Ingredients and Weight:
- 1 cup granulated sugar
- 1/2 cup (1 stick) unsalted butter, melted
- 8 pineapple slices, fresh or canned
- 1 cup Dole pineapple chunks, drained
- 1 box (18.25 oz.) yellow cake mix
- 1/2 cup Dole pineapple juice
- 2 eggs
Preparation Time:
15 minutes
Cooking Time:
30-35 minutes
Difficulty Level:
2 (Simple)
Preparation Method Steps:
- Preheat oven to 350°F (175°C).
- In a small saucepan, melt the sugar over medium heat. Swirl the pan to evenly distribute the sugar and cook until golden brown, about 5 minutes. Pour into an 8-inch round baking dish and spread evenly.
- Arrange the pineapple slices and chunks over the caramel.
- In a large bowl, combine the cake mix, pineapple juice, and eggs. Beat with an electric mixer until just combined.
- Pour the batter over the fruit in the baking dish.
- Bake for 30-35 minutes, or until a toothpick inserted into the center comes out clean.
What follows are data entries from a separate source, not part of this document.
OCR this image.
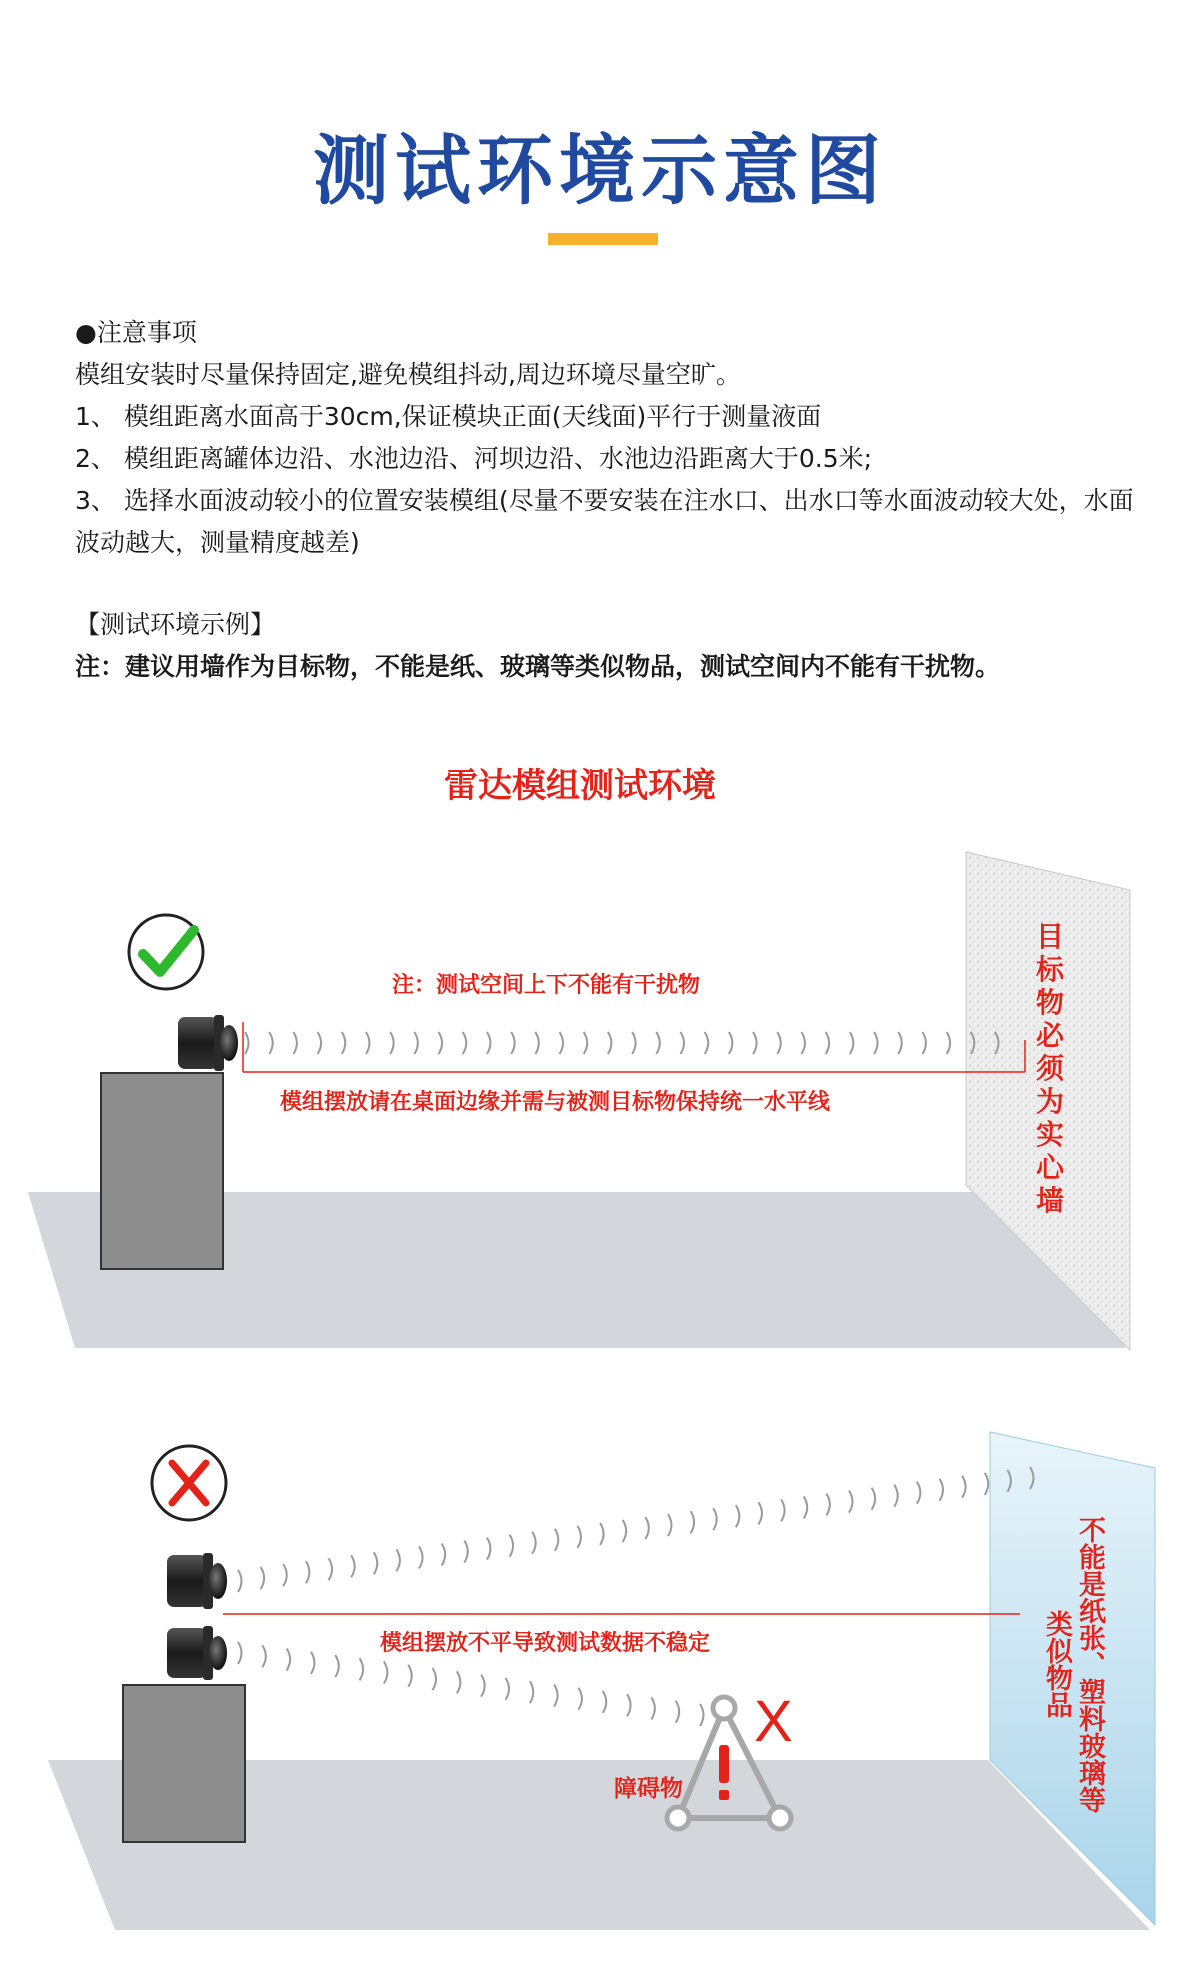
测试环境示意图
●注意事项
模组安装时尽量保持固定,避免模组抖动,周边环境尽量空旷。
1、 模组距离水面高于30cm,保证模块正面(天线面)平行于测量液面
2、 模组距离罐体边沿、水池边沿、河坝边沿、水池边沿距离大于0.5米;
3、 选择水面波动较小的位置安装模组(尽量不要安装在注水口、出水口等水面波动较大处，水面波动越大，测量精度越差)
【测试环境示例】
注：建议用墙作为目标物，不能是纸、玻璃等类似物品，测试空间内不能有干扰物。
雷达模组测试环境
注：测试空间上下不能有干扰物
模组摆放请在桌面边缘并需与被测目标物保持统一水平线
目标物必须为实心墙
模组摆放不平导致测试数据不稳定
障碍物
X	不能是纸张、塑料玻璃等类似物品
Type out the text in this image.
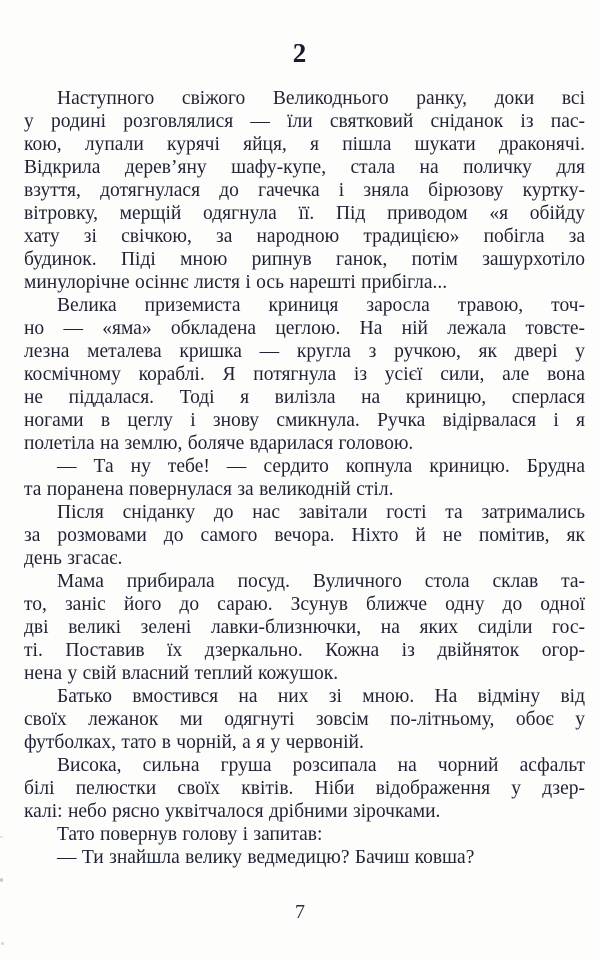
2
Наступного свіжого Великоднього ранку, доки всі
у родині розговлялися — їли святковий сніданок із пас-
кою, лупали курячі яйця, я пішла шукати драконячі.
Відкрила дерев’яну шафу-купе, стала на поличку для
взуття, дотягнулася до гачечка і зняла бірюзову куртку-
вітровку, мерщій одягнула її. Під приводом «я обійду
хату зі свічкою, за народною традицією» побігла за
будинок. Піді мною рипнув ганок, потім зашурхотіло
минулорічне осіннє листя і ось нарешті прибігла...
Велика приземиста криниця заросла травою, точ-
но — «яма» обкладена цеглою. На ній лежала товсте-
лезна металева кришка — кругла з ручкою, як двері у
космічному кораблі. Я потягнула із усієї сили, але вона
не піддалася. Тоді я вилізла на криницю, сперлася
ногами в цеглу і знову смикнула. Ручка відірвалася і я
полетіла на землю, боляче вдарилася головою.
— Та ну тебе! — сердито копнула криницю. Брудна
та поранена повернулася за великодній стіл.
Після сніданку до нас завітали гості та затримались
за розмовами до самого вечора. Ніхто й не помітив, як
день згасає.
Мама прибирала посуд. Вуличного стола склав та-
то, заніс його до сараю. Зсунув ближче одну до одної
дві великі зелені лавки-близнючки, на яких сиділи гос-
ті. Поставив їх дзеркально. Кожна із двійняток огор-
нена у свій власний теплий кожушок.
Батько вмостився на них зі мною. На відміну від
своїх лежанок ми одягнуті зовсім по-літньому, обоє у
футболках, тато в чорній, а я у червоній.
Висока, сильна груша розсипала на чорний асфальт
білі пелюстки своїх квітів. Ніби відображення у дзер-
калі: небо рясно уквітчалося дрібними зірочками.
Тато повернув голову і запитав:
— Ти знайшла велику ведмедицю? Бачиш ковша?
7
- Let cool for 10 minutes before inverting onto a serving plate.
Nutritional Information:
Per serving:
- Calories: 250
- Fat: 10 grams
- Saturated Fat: 6 grams
- Cholesterol: 55 milligrams
- Sodium: 180 milligrams
- Carbohydrates: 35 grams
- Protein: 3 grams
Dish Characteristics:
- Sweet and fruity
- Golden brown crust
- Moist and fluffy interior
- Perfect for dessert or a special occasion
User Comments:
- "This is the best pineapple upside-down cake I've ever had!"
- "The caramel sauce is to die for."
- "The cake is so moist and flavorful."
- "I love the combination of pineapple and cake."
- "This is a perfect dessert for a summer party."
Special Precautions and Tips:
- To ensure the cake doesn't stick to the baking dish, grease and flour the dish before adding the caramel.
- If you don't have fresh pineapple, canned pineapple works just as well.
- For a sweeter cake, use a white cake mix instead of a yellow cake mix.
- Let the cake cool slightly before inverting it onto a serving plate to prevent the caramel from sticking to the pan.